March 2, 2017 | The Slow Waltz of Turtles is published by Allen and Unwin. RRP $29.99, available now.

This is a tricky review for me to write. THE SLOW WALTZ OF TURTLES by Katherine Pancol, has elements of a fantastic novel. It is a chic lit, mystery, drama and thriller set in France (one of my favourite locations), and a sequel to an international bestseller (THE YELLOW EYES OF CROCODILES 2.5 million copies sold). I haven’t read the first book, but it didn’t take much to catch up on the story and i think this novel stands well on it’s own.

It is the story of Josephine, a mother of two who has moved into an upmarket Paris apartment after the novel she ghost-wrote for her sister is a huge success. Her life is about as messy as it can get; two teenagers, a booty call who has baggage, sister in an asylum, weird neighbours, and her brother-in -law who is her soul mate but they haven’t found the right time to get together.
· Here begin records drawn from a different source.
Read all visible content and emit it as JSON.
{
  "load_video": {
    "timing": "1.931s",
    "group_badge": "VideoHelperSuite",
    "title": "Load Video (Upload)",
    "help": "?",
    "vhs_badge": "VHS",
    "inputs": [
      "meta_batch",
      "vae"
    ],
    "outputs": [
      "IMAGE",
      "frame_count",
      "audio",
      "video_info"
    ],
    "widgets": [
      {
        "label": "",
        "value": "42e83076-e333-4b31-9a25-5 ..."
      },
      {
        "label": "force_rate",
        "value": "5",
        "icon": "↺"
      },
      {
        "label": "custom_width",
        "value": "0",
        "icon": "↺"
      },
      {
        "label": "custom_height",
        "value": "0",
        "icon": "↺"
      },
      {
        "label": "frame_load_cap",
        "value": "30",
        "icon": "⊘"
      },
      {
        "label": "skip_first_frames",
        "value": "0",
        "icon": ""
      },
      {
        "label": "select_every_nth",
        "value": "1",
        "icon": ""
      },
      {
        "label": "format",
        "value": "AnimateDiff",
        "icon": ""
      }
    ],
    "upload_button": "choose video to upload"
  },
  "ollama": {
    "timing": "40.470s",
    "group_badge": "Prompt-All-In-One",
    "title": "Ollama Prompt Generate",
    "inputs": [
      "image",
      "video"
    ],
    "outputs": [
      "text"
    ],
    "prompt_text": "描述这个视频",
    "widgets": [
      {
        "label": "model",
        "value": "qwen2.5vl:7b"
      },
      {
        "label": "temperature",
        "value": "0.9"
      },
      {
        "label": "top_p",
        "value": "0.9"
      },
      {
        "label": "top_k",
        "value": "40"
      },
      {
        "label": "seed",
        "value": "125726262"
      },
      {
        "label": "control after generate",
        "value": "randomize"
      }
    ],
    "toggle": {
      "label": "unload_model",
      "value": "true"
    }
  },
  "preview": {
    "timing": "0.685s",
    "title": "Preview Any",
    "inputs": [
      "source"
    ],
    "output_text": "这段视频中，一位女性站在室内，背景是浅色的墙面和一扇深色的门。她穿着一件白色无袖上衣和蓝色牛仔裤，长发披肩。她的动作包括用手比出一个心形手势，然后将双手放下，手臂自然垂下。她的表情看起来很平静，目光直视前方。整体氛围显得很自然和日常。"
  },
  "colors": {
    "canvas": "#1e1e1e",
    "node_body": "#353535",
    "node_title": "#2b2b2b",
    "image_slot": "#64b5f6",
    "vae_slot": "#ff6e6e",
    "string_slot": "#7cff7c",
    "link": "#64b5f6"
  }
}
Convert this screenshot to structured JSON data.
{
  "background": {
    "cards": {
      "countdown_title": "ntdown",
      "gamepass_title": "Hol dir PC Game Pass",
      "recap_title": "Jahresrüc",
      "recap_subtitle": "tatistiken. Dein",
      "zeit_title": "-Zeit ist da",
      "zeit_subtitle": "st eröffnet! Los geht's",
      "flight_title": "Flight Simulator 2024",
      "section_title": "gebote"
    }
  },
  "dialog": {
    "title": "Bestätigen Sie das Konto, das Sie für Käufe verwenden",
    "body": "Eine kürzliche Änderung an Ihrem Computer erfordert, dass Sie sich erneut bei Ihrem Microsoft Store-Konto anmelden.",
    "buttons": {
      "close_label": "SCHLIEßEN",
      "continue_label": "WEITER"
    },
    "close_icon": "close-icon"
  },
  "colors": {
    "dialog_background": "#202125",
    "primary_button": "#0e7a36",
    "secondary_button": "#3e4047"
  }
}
Throw into this a random attempt on Josephine’s life, and bodies turning up in the local neighbourhood and you have this novel.

Sound confusing? It is.

Is it trying to do too much? Maybe.

The tricky part of this review to me is that this book is translated from French. I was reminded of another French translation HAPPY PEOPLE READ AND DRINK COFFEE, a book where NO ONE is happy, they own a bookshop they’re hardly ever in and they NEVER READ, and they DON’T DRINK COFFEE!
THE SLOW WALTZ OF TURTLES has similar sticking points and I wonder if this is due to the translation, which seems to miss the emotion in the story in favour of a running sheet of events. For example, the turtles in the title only become relevant at the end in a bizarre and emotionless twist and there are irrelevant digressions (for example the daughter being beaten and bullied to drop a scholarship that we never hear about again). SLOW WALTZ also suffers from multiple shifts of point of view at random times.

But in both translated novels, it is the male characters that cause the most concern. They are depicted as controlling, brooding, rude and arrogant, caricatures of real men missing the vital depth and emotion to make them realistic. It is pretty much expected that men will have mistresses, and women will be hysterical messes, and superficial wealth is the main aim of all characters.

Is this a French literature thing? Is this a translation thing? If I was fluent in French and read this novel in French, would I experience it in the same way? I would love to know your thoughts if you have.